The dearth of female directors, editors, writers and cinematographers in top Hollywood films continues to drive the Guerrilla Girls ape, with the underground feminist group readying its latest Oscar-time billboard broadside for a Saturday premiere in Los Angeles.
The billboard compares the 100-person Senate, which has 14 female officeholders, to Hollywood, where only four of the 100 top-grossing films of 2002 had female directors. In big letters, the billboard says, "Even the U.S. Senate is more progressive than Hollywood." To one side is a modified Oscar, with disgraced Mississippi Sen. Trent Lott's head pasted onto the body of the gold statuette.

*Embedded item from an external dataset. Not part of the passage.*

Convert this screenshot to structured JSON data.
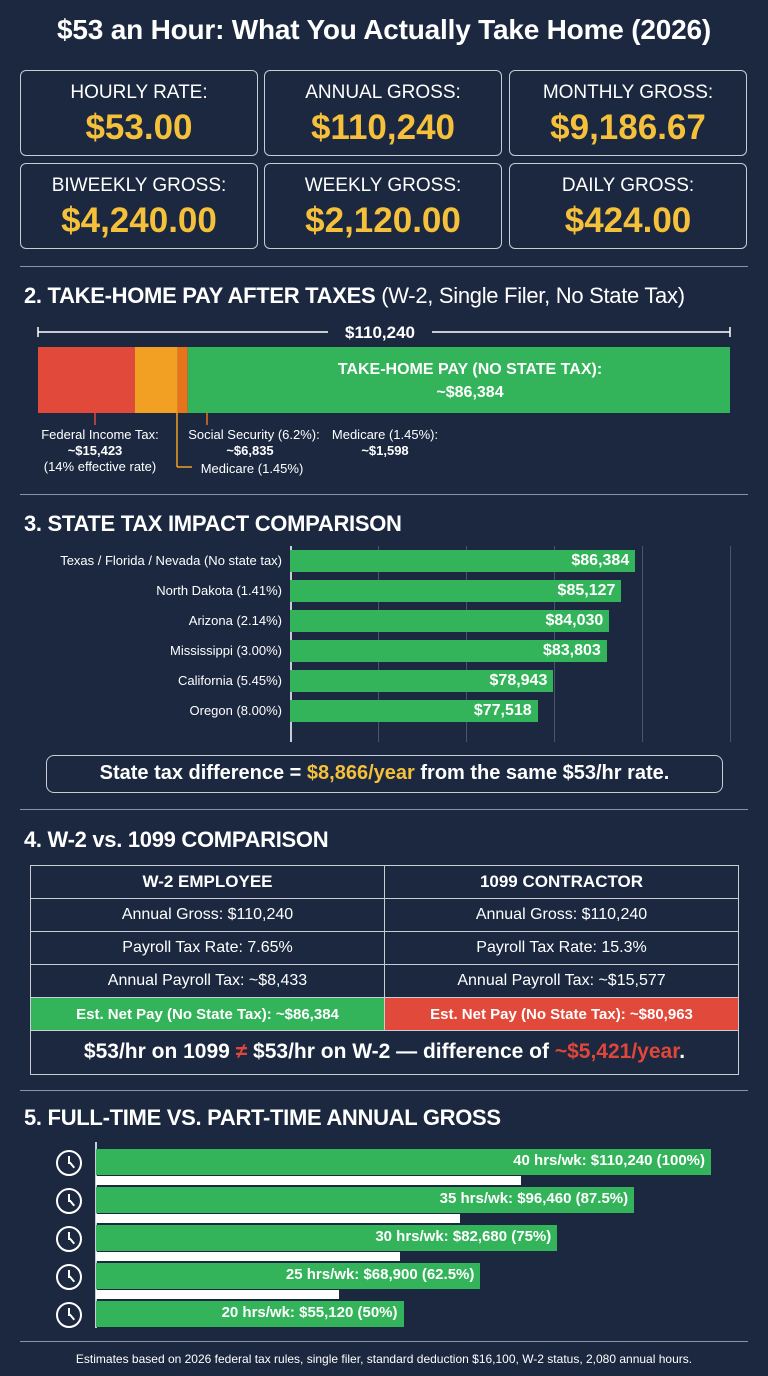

In a release, the Guerrillas call the redesigned statue a "Trent L'Ottscar" and say that even the interim government of Afghanistan is doing better than Hollywood in female hiring: 6% of the Afghan Cabinet is female, they say.
The Guerrillas cite "embarrassing" figures compiled in "The Celluloid Ceiling," an annual study by San Diego State U.'s Martha Lauzen, who found that only one of the 100 top-grossing films had a female cinematographer, eight had female writers and 12 had female editors.
The 18-year-old group has used the increased media attention at Oscar time to highlight low rates of minority and female hiring in top Hollywood positions since 1999.